2024-08-07 00:28:00
Ilustrasi BPR (foto: Harian Disway)Bank Perkreditan Rakyat (BPR), baik konvensional maupun syariah, hanya memiliki waktu lima bulan lagi untuk memenuhi persyaratan modal inti minimum sebesar Rp 6 miliar. Langkah-langkah strategis perlu segera diambil oleh para pemegang saham BPR agar bank mereka tidak kehilangan izin operasional.
Dilansir dari Kontan pada Rabu (7/8/2024), Kepala Eksekutif Pengawas Perbankan OJK, Dian Ediana Rae, menyadari bahwa masih banyak BPR yang belum mencapai ketentuan permodalan tersebut. Data terbaru pada Maret 2024 menunjukkan bahwa sekitar 5% dari total 1.500 BPR di Indonesia masih belum memenuhi persyaratan modal inti.
Dian menyatakan bahwa saat ini terdapat beberapa alternatif yang bisa ditempuh oleh pemegang saham untuk meningkatkan modal inti BPR mereka. Beberapa pemegang saham telah menunjukkan kesediaannya untuk menambah modal.
Namun, bagi yang tidak mampu, ada opsi lain yang dapat dipertimbangkan seperti merger dengan BPR lain atau membuka peluang bagi investor baru untuk mengakuisisi BPR tersebut.
Selain itu, OJK juga akan memberikan akses pendanaan bagi BPR, termasuk membuka peluang masuk ke pasar modal. Meski begitu, Dian menegaskan bahwa tidak semua BPR bisa masuk ke pasar modal karena ada persyaratan khusus yang harus dipenuhi. “Kami akan memastikan semua ketentuan terkait BPR ini dapat ditegakkan,” ujar Dian.

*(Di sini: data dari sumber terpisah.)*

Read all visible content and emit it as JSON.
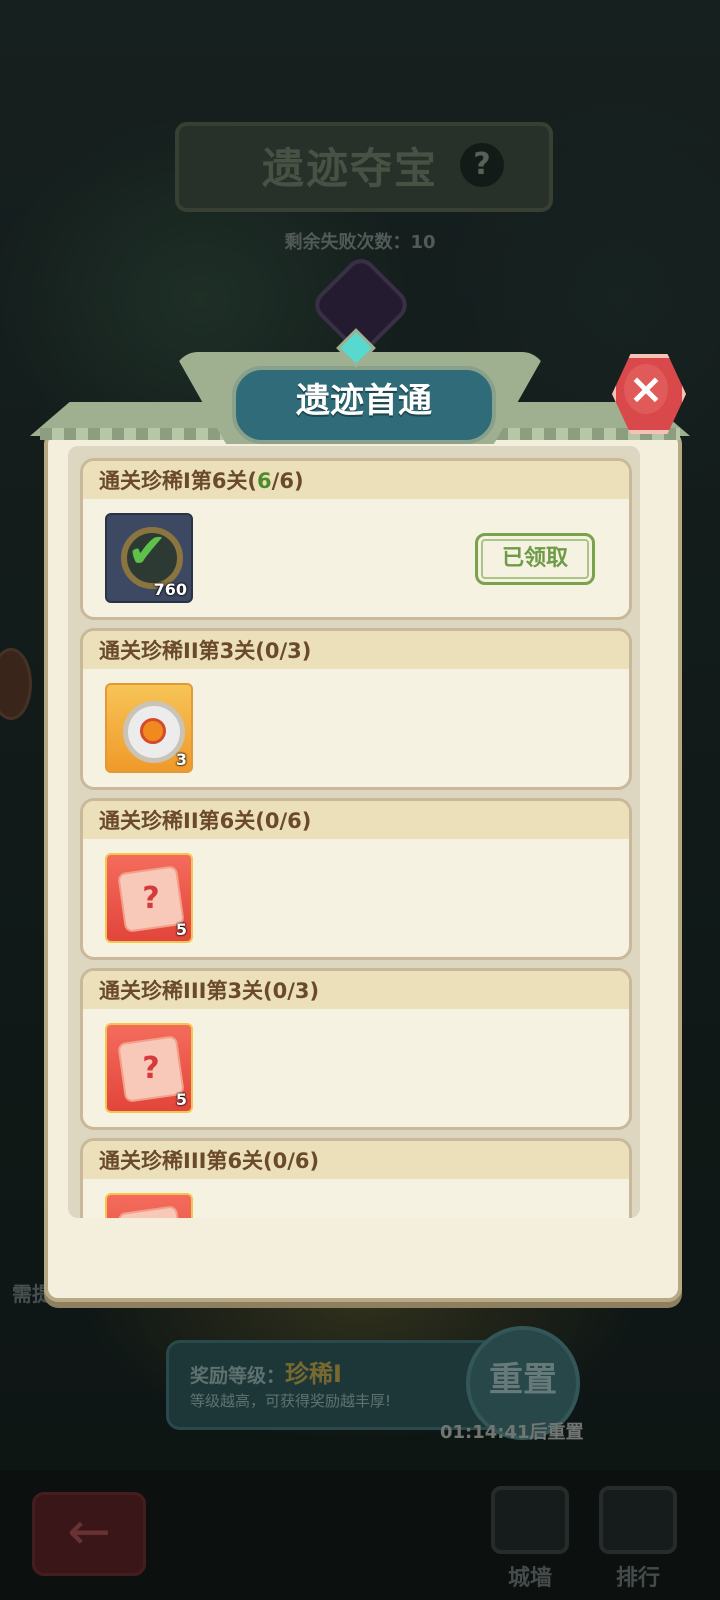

Lebih lanjut, Dian menambahkan bahwa seluruh pengawas BPR di Indonesia saat ini sudah melakukan pengawasan ketat. Setelah beberapa kali pertemuan, OJK telah memiliki peta yang jelas mengenai arah pengembangan BPR dan permasalahan yang dihadapi BPR.
“Memang ada kemungkinan beberapa BPR akan ditutup karena masih ada yang mengalami masalah,” tambahnya.

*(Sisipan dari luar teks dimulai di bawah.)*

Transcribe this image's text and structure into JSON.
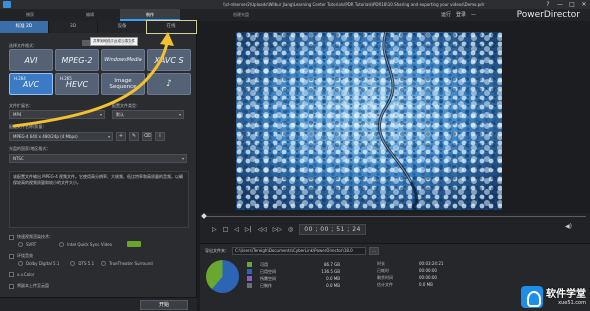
{
  "window": {
    "path": "\\\\cl-rdserver2\\Uploads\\Wilbur Jiang\\Learning Center Tutorials\\PDR Tutorials\\PDR18\\10.Sharing and exporting your videos\\Demo.pdr",
    "controls": [
      "?",
      "—",
      "□",
      "✕"
    ]
  },
  "modebar": {
    "tabs": [
      "捕获",
      "编辑",
      "制作"
    ],
    "active_tab": "制作",
    "sub_label": "创建光盘",
    "hints": [
      "运行",
      "登录",
      "—"
    ],
    "brand": "PowerDirector"
  },
  "left": {
    "tabs": [
      "标准 2D",
      "3D",
      "设备",
      "在线"
    ],
    "tooltip": "共享到网络平台或云端文件",
    "select_format_label": "选择文件格式：",
    "profile_label": "配置文件分析器",
    "formats": [
      {
        "label": "AVI",
        "small": ""
      },
      {
        "label": "MPEG-2",
        "small": ""
      },
      {
        "label": "WindowsMedia",
        "small": ""
      },
      {
        "label": "XAVC S",
        "small": ""
      },
      {
        "label": "AVC",
        "small": "H.264"
      },
      {
        "label": "HEVC",
        "small": "H.265"
      },
      {
        "label": "Image Sequence",
        "small": ""
      },
      {
        "label": "♪",
        "small": ""
      }
    ],
    "container_label": "文件扩展名：",
    "container_value": "MP4",
    "profile_type_label": "配置文件类型：",
    "profile_type_value": "默认",
    "quality_label": "配置文件名称/质量：",
    "quality_value": "MPEG-4 640 x 480/24p (4 Mbps)",
    "standard_label": "光盘的国家/地区格式：",
    "standard_value": "NTSC",
    "description": "该配置文件输出 MPEG-4 视频文件。它使用高分辨率、大帧频、低比特率和高质量的音频，以确保较高的视频质量和较小的文件大小。",
    "hw_accel_label": "快速视频渲染技术：",
    "svrt_label": "SVRT",
    "qsv_label": "Intel Quick Sync Video",
    "surround_label": "环绕音效",
    "dolby_label": "Dolby Digital 5.1",
    "dts_label": "DTS 5.1",
    "truetheater_label": "TrueTheater Surround",
    "xvcolor_label": "x.v.Color",
    "upload_label": "将副本上传至云盘",
    "start_button": "开始"
  },
  "player": {
    "timecode": "00 ; 00 ; 51 ; 24"
  },
  "output": {
    "folder_label": "导出文件夹：",
    "path": "C:\\Users\\Tereigh\\Documents\\CyberLink\\PowerDirector\\18.0",
    "browse": "...",
    "disk": [
      {
        "name": "可用",
        "value": "86.7 GB",
        "color": "#69a82f"
      },
      {
        "name": "已用空间",
        "value": "136.5 GB",
        "color": "#2d65b6"
      },
      {
        "name": "所需空间",
        "value": "0.0 MB",
        "color": "#8a5ad0"
      },
      {
        "name": "已制作",
        "value": "0.0 MB",
        "color": "#6b6f75"
      }
    ],
    "times": [
      {
        "name": "时长",
        "value": "00:03:24:21"
      },
      {
        "name": "已耗时",
        "value": "00:00:00"
      },
      {
        "name": "剩余时间",
        "value": "00:00:00"
      },
      {
        "name": "估计文件",
        "value": "0.0 MB"
      }
    ]
  },
  "watermark": {
    "text": "软件学堂",
    "url": "xue51.com"
  }
}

Ketua Umum Perhimpunan Bank Perkreditan Rakyat Indonesia (Perbarindo), Teddy Alamsyah, menyatakan bahwa masih banyak BPR yang belum memenuhi persyaratan modal inti minimum. Meski begitu, ia tidak tahu jumlah pastinya.
Teddy mengatakan bahwa Perbarindo telah melakukan roadshow ke beberapa daerah untuk berdiskusi dengan para pemegang saham dan pengurus BPR mengenai kendala utama yang mereka hadapi.
Beberapa BPR di wilayah tersebut sedang berusaha bangkit dari dampak pandemi sehingga rencana aksi yang telah disusun mengalami perubahan. Ini menunjukkan masifnya dampak pandemi pada perekonomian, bahkan hingga saat ini.
“Kita harus memahami, karena pandemi datang tanpa terduga,” ujarnya.
Sementara itu, Ketua Umum Kompartemen BPR Syariah (BPRS) Asbisindo, Cahyo Kartiko, mengungkapkan bahwa banyak pemegang saham BPRS ragu akan potensi bisnis BPRS di masa depan. Banyak BPRS yang saat ini mengalami kerugian, sehingga mereka tidak yakin apakah penambahan modal akan mampu mengembangkan bisnis mereka.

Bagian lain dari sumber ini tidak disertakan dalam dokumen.